Scholarship on Zionist and Israeli cinema is in agreement as to the major periods and movements in this corpus. During the prestate period, and especially after the 1920s, the Zionist movement used cinema to propagate Zionist ideology and to gather financial and political support. Following the 1948 independence of the State of Israel, and during the 1950s and 1960s, Israeli films continued to comply with the Zionist master-narrative. A heroic-nationalist genre related to the emergence of a generation of native-born Israelis—Sabras—now made the new Israeli warriors, and not the pioneering group, its protagonists. In the 1960s and 1970s, two genres that broke away from representing heroic nationalist mythology can be discerned. One is the popular Bourekas genre—mainly comedies but also melodramas and musicals—that focuses on the interethnic tension between Mizrahi and Ashkenazi Jews in Israeli society, which is resolved through the (ideologically suspect according to many scholars) union of a mixed ethnic couple.
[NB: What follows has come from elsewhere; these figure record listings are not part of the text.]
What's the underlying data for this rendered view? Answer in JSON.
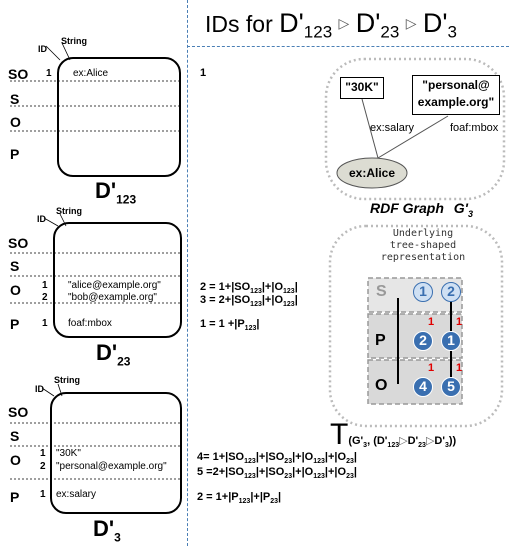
{
  "title": {
    "prefix": "IDs for ",
    "d1": "D'",
    "d1_sub": "123",
    "d2": "D'",
    "d2_sub": "23",
    "d3": "D'",
    "d3_sub": "3",
    "sep": "▷"
  },
  "header": {
    "id": "ID",
    "string": "String"
  },
  "rows": {
    "so": "SO",
    "s": "S",
    "o": "O",
    "p": "P"
  },
  "panels": [
    {
      "name": "D'",
      "sub": "123",
      "entries": [
        {
          "id": "1",
          "text": "ex:Alice"
        }
      ],
      "right_eqs": [
        {
          "text": "1"
        }
      ]
    },
    {
      "name": "D'",
      "sub": "23",
      "entries": [
        {
          "id": "1",
          "text": "\"alice@example.org\""
        },
        {
          "id": "2",
          "text": "\"bob@example.org\""
        },
        {
          "id": "1",
          "text": "foaf:mbox"
        }
      ]
    },
    {
      "name": "D'",
      "sub": "3",
      "entries": [
        {
          "id": "1",
          "text": "\"30K\""
        },
        {
          "id": "2",
          "text": "\"personal@example.org\""
        },
        {
          "id": "1",
          "text": "ex:salary"
        }
      ]
    }
  ],
  "equations": {
    "e2": {
      "a": "2 = 1+|SO",
      "s1": "123",
      "b": "|+|O",
      "s2": "123",
      "c": "|"
    },
    "e3": {
      "a": "3 = 2+|SO",
      "s1": "123",
      "b": "|+|O",
      "s2": "123",
      "c": "|"
    },
    "e1": {
      "a": "1 = 1 +|P",
      "s1": "123",
      "c": "|"
    },
    "e4": {
      "a": "4= 1+|SO",
      "s1": "123",
      "b": "|+|SO",
      "s2": "23",
      "c": "|+|O",
      "s3": "123",
      "d": "|+|O",
      "s4": "23",
      "e": "|"
    },
    "e5": {
      "a": "5 =2+|SO",
      "s1": "123",
      "b": "|+|SO",
      "s2": "23",
      "c": "|+|O",
      "s3": "123",
      "d": "|+|O",
      "s4": "23",
      "e": "|"
    },
    "e6": {
      "a": "2 = 1+|P",
      "s1": "123",
      "b": "|+|P",
      "s2": "23",
      "c": "|"
    }
  },
  "rdf": {
    "node_30k": "\"30K\"",
    "node_personal_1": "\"personal@",
    "node_personal_2": "example.org\"",
    "node_alice": "ex:Alice",
    "edge_salary": "ex:salary",
    "edge_mbox": "foaf:mbox",
    "caption": "RDF Graph",
    "caption_g": "G'",
    "caption_g_sub": "3"
  },
  "tree": {
    "title_lines": [
      "Underlying",
      "tree-shaped",
      "representation"
    ],
    "row_s": "S",
    "row_p": "P",
    "row_o": "O",
    "col1": [
      "1",
      "2",
      "4"
    ],
    "col2": [
      "2",
      "1",
      "5"
    ],
    "red_marks": [
      "1",
      "1",
      "1",
      "1"
    ],
    "caption_t": "T",
    "caption_rest": "(G'",
    "caption_sub3": "3",
    "caption_mid": ", (D'",
    "caption_sub123": "123",
    "caption_sep": "▷",
    "caption_d23": "D'",
    "caption_sub23": "23",
    "caption_d3": "D'",
    "caption_sub3b": "3",
    "caption_end": "))",
    "colors": {
      "node_fill": "#3a6fb0",
      "light_fill": "#cfe0f3",
      "grey_box": "#d9d9d9"
    }
  }
}
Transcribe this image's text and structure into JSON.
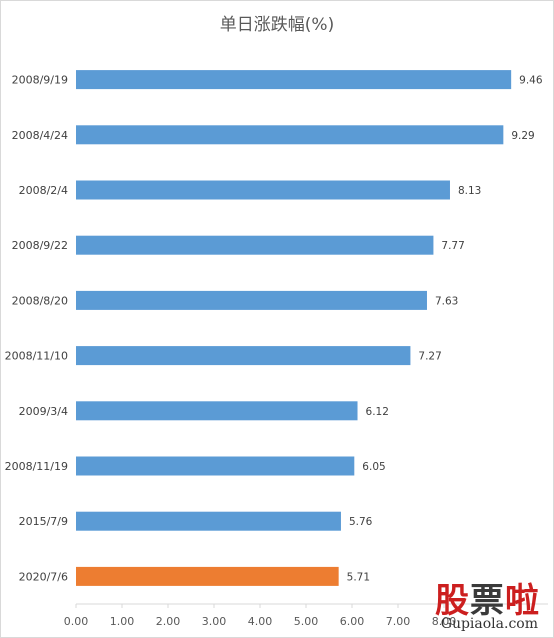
{
  "chart_data": {
    "type": "bar",
    "orientation": "horizontal",
    "title": "单日涨跌幅(%)",
    "categories": [
      "2008/9/19",
      "2008/4/24",
      "2008/2/4",
      "2008/9/22",
      "2008/8/20",
      "2008/11/10",
      "2009/3/4",
      "2008/11/19",
      "2015/7/9",
      "2020/7/6"
    ],
    "values": [
      9.46,
      9.29,
      8.13,
      7.77,
      7.63,
      7.27,
      6.12,
      6.05,
      5.76,
      5.71
    ],
    "value_labels": [
      "9.46",
      "9.29",
      "8.13",
      "7.77",
      "7.63",
      "7.27",
      "6.12",
      "6.05",
      "5.76",
      "5.71"
    ],
    "xlim": [
      0,
      10
    ],
    "x_ticks": [
      "0.00",
      "1.00",
      "2.00",
      "3.00",
      "4.00",
      "5.00",
      "6.00",
      "7.00",
      "8.00"
    ],
    "colors": {
      "default": "#5b9bd5",
      "highlight": "#ed7d31"
    },
    "highlight_index": 9,
    "grid": false,
    "legend": "none"
  },
  "watermark": {
    "chars": [
      "股",
      "票",
      "啦"
    ],
    "url": "Gupiaola.com"
  }
}
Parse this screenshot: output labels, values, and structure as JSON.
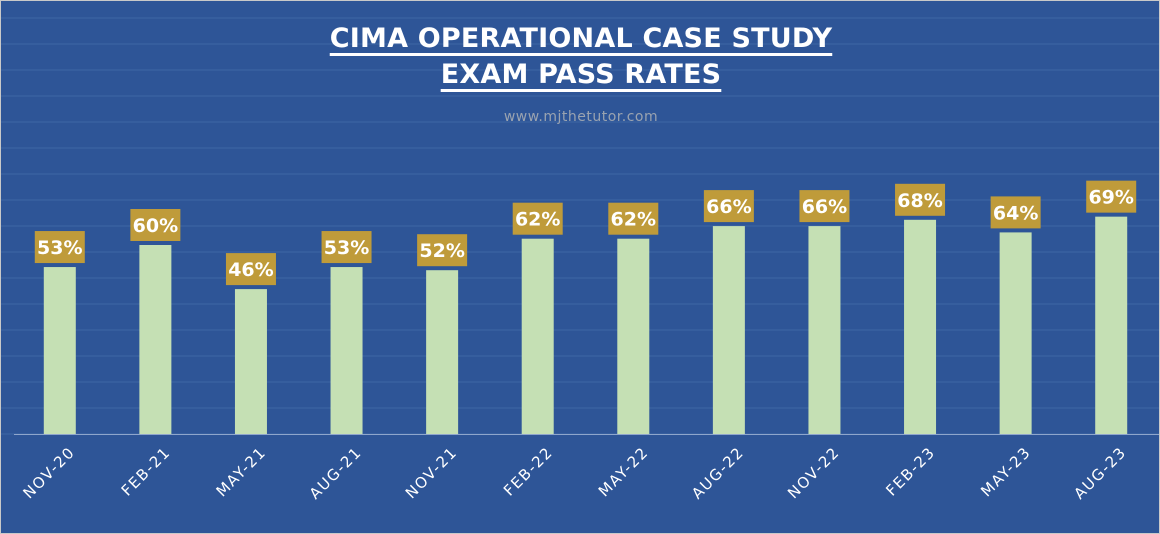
{
  "chart_data": {
    "type": "bar",
    "title_line1": "CIMA OPERATIONAL CASE STUDY",
    "title_line2": "EXAM PASS RATES",
    "subtitle": "www.mjthetutor.com",
    "xlabel": "",
    "ylabel": "",
    "ylim": [
      0,
      100
    ],
    "grid": true,
    "categories": [
      "NOV-20",
      "FEB-21",
      "MAY-21",
      "AUG-21",
      "NOV-21",
      "FEB-22",
      "MAY-22",
      "AUG-22",
      "NOV-22",
      "FEB-23",
      "MAY-23",
      "AUG-23"
    ],
    "values": [
      53,
      60,
      46,
      53,
      52,
      62,
      62,
      66,
      66,
      68,
      64,
      69
    ],
    "data_labels": [
      "53%",
      "60%",
      "46%",
      "53%",
      "52%",
      "62%",
      "62%",
      "66%",
      "66%",
      "68%",
      "64%",
      "69%"
    ]
  },
  "colors": {
    "background": "#2e5597",
    "bar": "#c5e0b4",
    "label_box": "#bf9b3a",
    "gridline": "#3f66a6",
    "axis": "#8fa6cc"
  }
}
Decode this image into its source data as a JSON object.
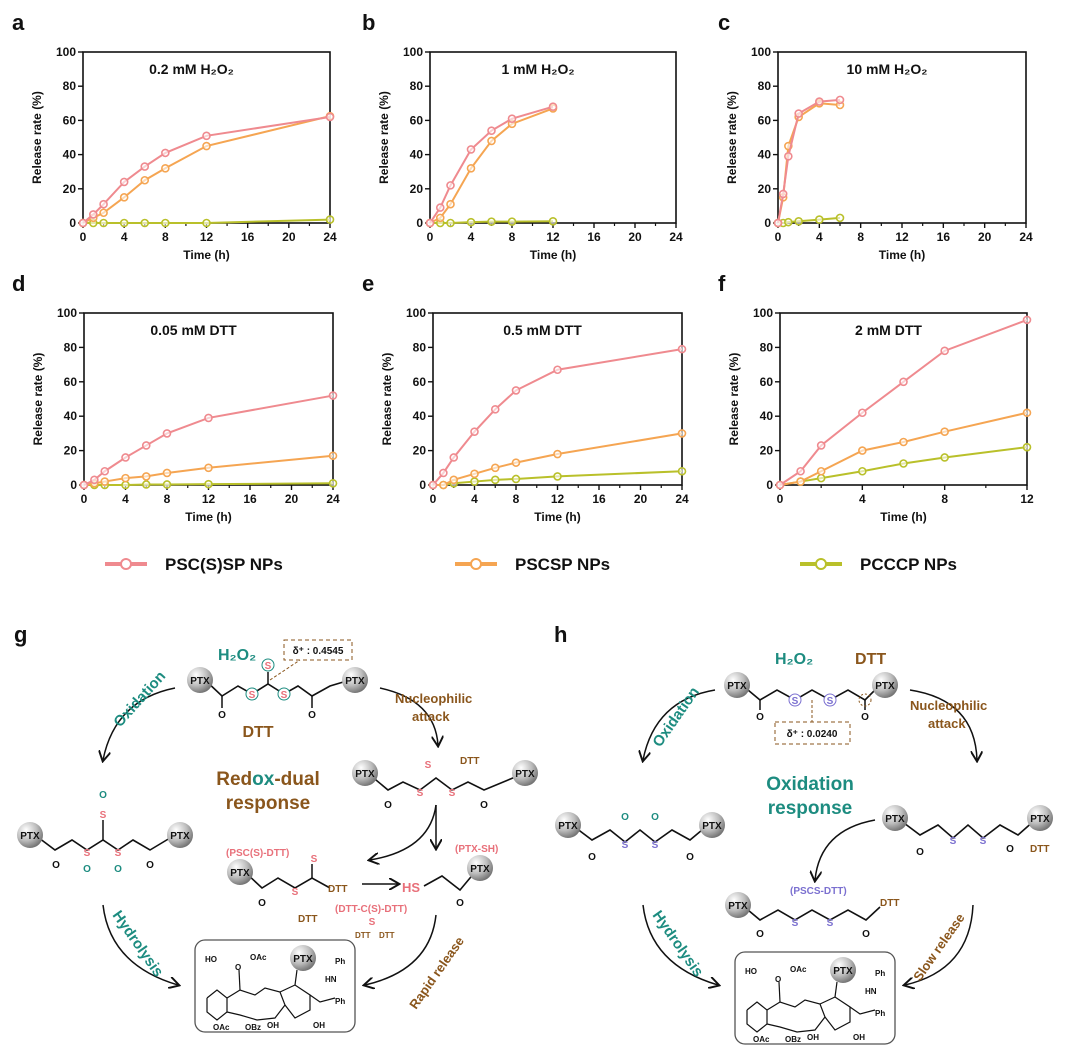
{
  "colors": {
    "psc_s_sp": "#ef8a8f",
    "pscsp": "#f5a552",
    "pcccp": "#b9c02a",
    "teal": "#1d8c80",
    "brown": "#8a561c",
    "sulfur_pink": "#e8707a",
    "sulfur_purple": "#7b70d0"
  },
  "legend": [
    {
      "label": "PSC(S)SP NPs",
      "color": "#ef8a8f"
    },
    {
      "label": "PSCSP NPs",
      "color": "#f5a552"
    },
    {
      "label": "PCCCP NPs",
      "color": "#b9c02a"
    }
  ],
  "chart_data": [
    {
      "panel": "a",
      "type": "line",
      "title": "0.2 mM H₂O₂",
      "xlabel": "Time (h)",
      "ylabel": "Release rate (%)",
      "xlim": [
        0,
        24
      ],
      "ylim": [
        0,
        100
      ],
      "xticks": [
        0,
        4,
        8,
        12,
        16,
        20,
        24
      ],
      "yticks": [
        0,
        20,
        40,
        60,
        80,
        100
      ],
      "grid": false,
      "x": [
        0,
        1,
        2,
        4,
        6,
        8,
        12,
        24
      ],
      "series": [
        {
          "name": "PSC(S)SP NPs",
          "values": [
            0,
            5,
            11,
            24,
            33,
            41,
            51,
            62
          ]
        },
        {
          "name": "PSCSP NPs",
          "values": [
            0,
            3,
            6,
            15,
            25,
            32,
            45,
            62.5
          ]
        },
        {
          "name": "PCCCP NPs",
          "values": [
            0,
            0,
            0,
            0,
            0,
            0,
            0,
            2
          ]
        }
      ]
    },
    {
      "panel": "b",
      "type": "line",
      "title": "1 mM H₂O₂",
      "xlabel": "Time (h)",
      "ylabel": "Release rate (%)",
      "xlim": [
        0,
        24
      ],
      "ylim": [
        0,
        100
      ],
      "xticks": [
        0,
        4,
        8,
        12,
        16,
        20,
        24
      ],
      "yticks": [
        0,
        20,
        40,
        60,
        80,
        100
      ],
      "grid": false,
      "x": [
        0,
        1,
        2,
        4,
        6,
        8,
        12
      ],
      "series": [
        {
          "name": "PSC(S)SP NPs",
          "values": [
            0,
            9,
            22,
            43,
            54,
            61,
            68
          ]
        },
        {
          "name": "PSCSP NPs",
          "values": [
            0,
            3,
            11,
            32,
            48,
            58,
            67
          ]
        },
        {
          "name": "PCCCP NPs",
          "values": [
            0,
            0,
            0,
            0.5,
            0.8,
            0.8,
            1
          ]
        }
      ]
    },
    {
      "panel": "c",
      "type": "line",
      "title": "10 mM H₂O₂",
      "xlabel": "Time (h)",
      "ylabel": "Release rate (%)",
      "xlim": [
        0,
        24
      ],
      "ylim": [
        0,
        100
      ],
      "xticks": [
        0,
        4,
        8,
        12,
        16,
        20,
        24
      ],
      "yticks": [
        0,
        20,
        40,
        60,
        80,
        100
      ],
      "grid": false,
      "x": [
        0,
        0.5,
        1,
        2,
        4,
        6
      ],
      "series": [
        {
          "name": "PSC(S)SP NPs",
          "values": [
            0,
            17,
            39,
            64,
            71,
            72
          ]
        },
        {
          "name": "PSCSP NPs",
          "values": [
            0,
            15,
            45,
            62,
            70,
            69
          ]
        },
        {
          "name": "PCCCP NPs",
          "values": [
            0,
            0,
            0.5,
            1,
            2,
            3
          ]
        }
      ]
    },
    {
      "panel": "d",
      "type": "line",
      "title": "0.05 mM DTT",
      "xlabel": "Time (h)",
      "ylabel": "Release rate (%)",
      "xlim": [
        0,
        24
      ],
      "ylim": [
        0,
        100
      ],
      "xticks": [
        0,
        4,
        8,
        12,
        16,
        20,
        24
      ],
      "yticks": [
        0,
        20,
        40,
        60,
        80,
        100
      ],
      "grid": false,
      "x": [
        0,
        1,
        2,
        4,
        6,
        8,
        12,
        24
      ],
      "series": [
        {
          "name": "PSC(S)SP NPs",
          "values": [
            0,
            3,
            8,
            16,
            23,
            30,
            39,
            52
          ]
        },
        {
          "name": "PSCSP NPs",
          "values": [
            0,
            1,
            2,
            4,
            5,
            7,
            10,
            17
          ]
        },
        {
          "name": "PCCCP NPs",
          "values": [
            0,
            0,
            0,
            0,
            0.3,
            0.3,
            0.5,
            1
          ]
        }
      ]
    },
    {
      "panel": "e",
      "type": "line",
      "title": "0.5 mM DTT",
      "xlabel": "Time (h)",
      "ylabel": "Release rate (%)",
      "xlim": [
        0,
        24
      ],
      "ylim": [
        0,
        100
      ],
      "xticks": [
        0,
        4,
        8,
        12,
        16,
        20,
        24
      ],
      "yticks": [
        0,
        20,
        40,
        60,
        80,
        100
      ],
      "grid": false,
      "x": [
        0,
        1,
        2,
        4,
        6,
        8,
        12,
        24
      ],
      "series": [
        {
          "name": "PSC(S)SP NPs",
          "values": [
            0,
            7,
            16,
            31,
            44,
            55,
            67,
            79
          ]
        },
        {
          "name": "PSCSP NPs",
          "values": [
            0,
            0,
            3,
            6.5,
            10,
            13,
            18,
            30
          ]
        },
        {
          "name": "PCCCP NPs",
          "values": [
            0,
            0,
            1,
            2,
            3,
            3.5,
            5,
            8
          ]
        }
      ]
    },
    {
      "panel": "f",
      "type": "line",
      "title": "2 mM DTT",
      "xlabel": "Time (h)",
      "ylabel": "Release rate (%)",
      "xlim": [
        0,
        12
      ],
      "ylim": [
        0,
        100
      ],
      "xticks": [
        0,
        4,
        8,
        12
      ],
      "yticks": [
        0,
        20,
        40,
        60,
        80,
        100
      ],
      "grid": false,
      "x": [
        0,
        1,
        2,
        4,
        6,
        8,
        12
      ],
      "series": [
        {
          "name": "PSC(S)SP NPs",
          "values": [
            0,
            8,
            23,
            42,
            60,
            78,
            96
          ]
        },
        {
          "name": "PSCSP NPs",
          "values": [
            0,
            2,
            8,
            20,
            25,
            31,
            42
          ]
        },
        {
          "name": "PCCCP NPs",
          "values": [
            0,
            2,
            4,
            8,
            12.5,
            16,
            22
          ]
        }
      ]
    }
  ],
  "scheme_g": {
    "letter": "g",
    "h2o2": "H₂O₂",
    "dtt_top": "DTT",
    "delta": "δ⁺ : 0.4545",
    "oxidation": "Oxidation",
    "nucleophilic": "Nucleophilic",
    "attack": "attack",
    "center_1a": "Red",
    "center_1b": "ox",
    "center_1c": "-dual",
    "center_2": "response",
    "intermediate_dtt": "DTT",
    "psc_s_dtt": "(PSC(S)-DTT)",
    "dtt_mid": "DTT",
    "dtt_attack": "DTT",
    "ptx_sh": "(PTX-SH)",
    "hs": "HS",
    "dtt_c_s_dtt": "(DTT-C(S)-DTT)",
    "dtt_left": "DTT",
    "dtt_right": "DTT",
    "hydrolysis": "Hydrolysis",
    "rapid_release": "Rapid release",
    "S": "S",
    "O": "O"
  },
  "scheme_h": {
    "letter": "h",
    "h2o2": "H₂O₂",
    "dtt_top": "DTT",
    "delta": "δ⁺ : 0.0240",
    "oxidation": "Oxidation",
    "nucleophilic": "Nucleophilic",
    "attack": "attack",
    "center_1": "Oxidation",
    "center_2": "response",
    "intermediate_dtt": "DTT",
    "pscs_dtt": "(PSCS-DTT)",
    "dtt_end": "DTT",
    "hydrolysis": "Hydrolysis",
    "slow_release": "Slow release",
    "S": "S",
    "O": "O"
  },
  "ptx_label": "PTX",
  "paclitaxel_labels": {
    "ho": "HO",
    "oac_top": "OAc",
    "oac_bottom": "OAc",
    "obz": "OBz",
    "oh": "OH",
    "oh2": "OH",
    "ph_top": "Ph",
    "ph": "Ph",
    "hn": "HN",
    "o": "O"
  }
}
A different, small group of films from the mid-1960s and 1970s has been labeled by critics and scholars as personal cinema, Israeli modernist cinema, the Israeli New Wave, or the New Sensibility. These are often extremely low-budget, black-and-white, and ostensibly apolitical films that are characterized by experimental cinematic techniques; fragmentary, minimal, and open-ended narratives; alienated protagonists; and existential themes. While the Bourekas films were extremely successful at the box office but loathed by many critics, the personal cinema was warmly received by critics but suffered from dismal ticket sales. From the late 1970s, with the rise of the right-wing Likud Party, through the early 1990s, Israeli cinema was dominated by explicitly political films that tried to challenge the Zionist ideology of the past and gave increased visibility to outsiders and outcasts. This is also the period in which substantial academic scholarship on Israeli cinema began to appear, with works by Judd Ne’eman, Ella Shohat, and scholars such as Nurith Gertz, Nitzan Ben-Shaul, Yosefa Loshitzky, Yael Munk, Raz Yosef, Régine-Mihal Friedman, Orly Lubin, and Anat Zanger. Since the 1990s, and especially in the new millennium, Israeli films have enjoyed critical and popular success both locally and internationally. Scholarship has noted this cinema’s complex explorations of trauma and personal and collective memories and identities.